Kasino Ablenkungen und Sucker Plays

In immer mehr Kasinos sind die Spieltische mit zusätzlichen Wettfeldern, also speziellen Stellen auf dem Filz ausgestattet, an denen Spieler Nebenwetten platzieren können. Nebenwetten werden angeboten, um Spielern mehr Spaß zu bieten und ihnen mehr Gewinnmöglichkeiten zu bieten – im Endeffekt werden sie angeboten, um das Spiel für das Kasino profitabler zu machen. Die Gewinnquoten sind stets furchtbar.

Versicherung & Even Money

Eine häufige Nebenwette, die von praktisch jedem Kasino angeboten wird, ist die Option, sich zu „versichern“ oder „even money“, also ein Auszahlungsverhältnis von 1:1, zu wählen, wenn der Dealer ein Ass zeigt. Eine Versicherung kostet einem Spieler die Hälfte des Einsatzes und wird im Verhältnis 2:1 ausgezahlt (d. h. man erhält den ursprünglichen Einsatz zurück), wenn der Dealer einen Natural Blackjack hat. Um fair zu sein, sollte eine Wette im Verhältnis von 2:1 eine Gewinnchance von 1 zu 3 haben – doch es besteht nur eine Gewinnchance von 4 zu 13, wodurch die Spielbank einen Vorteil von 2,6 % erreicht.

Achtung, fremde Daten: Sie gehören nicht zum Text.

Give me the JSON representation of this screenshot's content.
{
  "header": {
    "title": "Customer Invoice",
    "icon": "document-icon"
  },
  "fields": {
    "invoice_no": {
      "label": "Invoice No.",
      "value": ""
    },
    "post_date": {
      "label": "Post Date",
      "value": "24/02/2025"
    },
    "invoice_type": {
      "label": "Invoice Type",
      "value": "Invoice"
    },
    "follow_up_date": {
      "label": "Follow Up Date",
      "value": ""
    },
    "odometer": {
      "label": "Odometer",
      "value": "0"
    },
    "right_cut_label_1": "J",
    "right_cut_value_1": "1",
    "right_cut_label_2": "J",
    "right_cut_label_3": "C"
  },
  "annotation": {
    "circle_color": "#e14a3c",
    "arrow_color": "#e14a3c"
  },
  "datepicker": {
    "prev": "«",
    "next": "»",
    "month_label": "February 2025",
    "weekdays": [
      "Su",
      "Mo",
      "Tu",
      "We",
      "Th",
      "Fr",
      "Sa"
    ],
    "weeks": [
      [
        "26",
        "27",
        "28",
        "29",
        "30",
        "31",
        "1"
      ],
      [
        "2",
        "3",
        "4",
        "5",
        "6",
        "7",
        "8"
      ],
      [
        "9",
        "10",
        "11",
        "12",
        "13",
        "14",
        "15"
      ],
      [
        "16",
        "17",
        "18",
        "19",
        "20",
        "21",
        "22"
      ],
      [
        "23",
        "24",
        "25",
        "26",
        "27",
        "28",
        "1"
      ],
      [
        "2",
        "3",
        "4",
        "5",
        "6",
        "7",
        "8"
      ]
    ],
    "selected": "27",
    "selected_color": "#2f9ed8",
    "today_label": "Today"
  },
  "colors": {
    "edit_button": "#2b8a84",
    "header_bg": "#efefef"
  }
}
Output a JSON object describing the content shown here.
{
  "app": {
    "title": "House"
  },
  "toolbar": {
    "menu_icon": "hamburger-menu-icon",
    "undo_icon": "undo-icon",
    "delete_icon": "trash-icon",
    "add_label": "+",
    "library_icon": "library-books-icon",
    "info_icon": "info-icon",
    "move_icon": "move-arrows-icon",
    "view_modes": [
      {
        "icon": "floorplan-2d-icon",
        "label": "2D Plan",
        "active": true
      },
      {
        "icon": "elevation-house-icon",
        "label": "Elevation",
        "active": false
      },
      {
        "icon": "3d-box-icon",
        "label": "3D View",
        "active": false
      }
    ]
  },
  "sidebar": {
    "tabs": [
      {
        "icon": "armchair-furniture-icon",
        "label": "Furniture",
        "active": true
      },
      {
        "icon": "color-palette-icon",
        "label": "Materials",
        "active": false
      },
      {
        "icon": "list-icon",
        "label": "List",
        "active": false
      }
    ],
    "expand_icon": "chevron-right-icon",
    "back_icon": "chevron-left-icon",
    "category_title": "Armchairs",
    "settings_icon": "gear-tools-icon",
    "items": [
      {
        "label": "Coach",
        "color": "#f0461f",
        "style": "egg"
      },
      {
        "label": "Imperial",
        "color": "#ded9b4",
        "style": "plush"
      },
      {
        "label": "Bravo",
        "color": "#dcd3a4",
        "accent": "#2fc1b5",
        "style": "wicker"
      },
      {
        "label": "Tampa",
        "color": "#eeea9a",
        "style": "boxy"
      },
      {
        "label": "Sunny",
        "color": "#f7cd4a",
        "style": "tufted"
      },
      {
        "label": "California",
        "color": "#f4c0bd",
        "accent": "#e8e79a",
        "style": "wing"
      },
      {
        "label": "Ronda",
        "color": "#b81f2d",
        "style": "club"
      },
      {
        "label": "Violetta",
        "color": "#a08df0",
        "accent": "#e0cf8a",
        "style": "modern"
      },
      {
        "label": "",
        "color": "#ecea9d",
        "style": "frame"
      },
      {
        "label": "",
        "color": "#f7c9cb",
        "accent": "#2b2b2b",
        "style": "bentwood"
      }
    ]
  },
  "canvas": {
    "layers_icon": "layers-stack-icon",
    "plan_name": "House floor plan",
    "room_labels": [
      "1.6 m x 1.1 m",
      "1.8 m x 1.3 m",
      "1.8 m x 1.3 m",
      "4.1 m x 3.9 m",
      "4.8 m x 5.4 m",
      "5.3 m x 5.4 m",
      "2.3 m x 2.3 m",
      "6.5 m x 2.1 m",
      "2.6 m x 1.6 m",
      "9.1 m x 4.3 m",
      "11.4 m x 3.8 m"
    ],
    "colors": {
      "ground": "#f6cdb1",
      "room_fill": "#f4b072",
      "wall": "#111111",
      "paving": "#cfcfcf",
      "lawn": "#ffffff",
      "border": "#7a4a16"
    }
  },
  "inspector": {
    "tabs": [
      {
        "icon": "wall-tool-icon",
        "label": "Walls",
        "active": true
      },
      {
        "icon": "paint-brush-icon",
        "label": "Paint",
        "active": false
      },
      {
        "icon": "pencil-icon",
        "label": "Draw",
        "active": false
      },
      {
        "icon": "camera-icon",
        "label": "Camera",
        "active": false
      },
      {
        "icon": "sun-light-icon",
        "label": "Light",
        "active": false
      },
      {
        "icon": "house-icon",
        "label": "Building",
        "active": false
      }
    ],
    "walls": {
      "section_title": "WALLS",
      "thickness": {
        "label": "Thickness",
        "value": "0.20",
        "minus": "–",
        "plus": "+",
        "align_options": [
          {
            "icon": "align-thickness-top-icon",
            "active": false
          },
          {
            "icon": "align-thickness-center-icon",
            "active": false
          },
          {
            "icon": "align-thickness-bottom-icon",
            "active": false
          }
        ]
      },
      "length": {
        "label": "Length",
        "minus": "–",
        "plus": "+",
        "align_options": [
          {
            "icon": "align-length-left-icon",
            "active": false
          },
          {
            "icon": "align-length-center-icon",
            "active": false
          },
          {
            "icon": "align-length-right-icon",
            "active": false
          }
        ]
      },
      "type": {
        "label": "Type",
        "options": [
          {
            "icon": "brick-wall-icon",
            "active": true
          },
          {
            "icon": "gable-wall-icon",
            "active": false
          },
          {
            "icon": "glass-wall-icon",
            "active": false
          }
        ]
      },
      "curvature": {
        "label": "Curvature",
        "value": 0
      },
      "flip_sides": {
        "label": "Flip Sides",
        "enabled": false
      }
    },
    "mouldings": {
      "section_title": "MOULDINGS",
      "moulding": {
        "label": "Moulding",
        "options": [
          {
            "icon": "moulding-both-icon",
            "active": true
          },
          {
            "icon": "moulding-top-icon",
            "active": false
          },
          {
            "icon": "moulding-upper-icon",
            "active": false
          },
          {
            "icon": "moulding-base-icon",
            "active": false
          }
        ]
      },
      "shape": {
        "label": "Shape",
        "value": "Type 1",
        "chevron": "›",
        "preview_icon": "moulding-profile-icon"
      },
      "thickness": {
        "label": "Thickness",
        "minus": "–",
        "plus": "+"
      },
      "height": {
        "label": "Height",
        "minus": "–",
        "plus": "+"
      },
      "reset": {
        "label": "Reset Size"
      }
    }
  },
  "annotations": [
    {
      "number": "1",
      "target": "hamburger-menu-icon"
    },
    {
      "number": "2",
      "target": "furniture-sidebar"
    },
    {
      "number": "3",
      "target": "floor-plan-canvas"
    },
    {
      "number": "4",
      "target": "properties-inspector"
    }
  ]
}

Even Money ist ein Angebot, eine Auszahlung von 1:1 auf seinen Blackjack zu wählen und nicht das übliche Verhältnis von 3:2. Im Grunde ist es genau das gleiche: man verliert 33,33 % des Gewinns auf eine Gewinnchance von 30,7 % und gibt dabei der Spielbank auf lange Sicht gesehen denselben Profit von 2,6 %.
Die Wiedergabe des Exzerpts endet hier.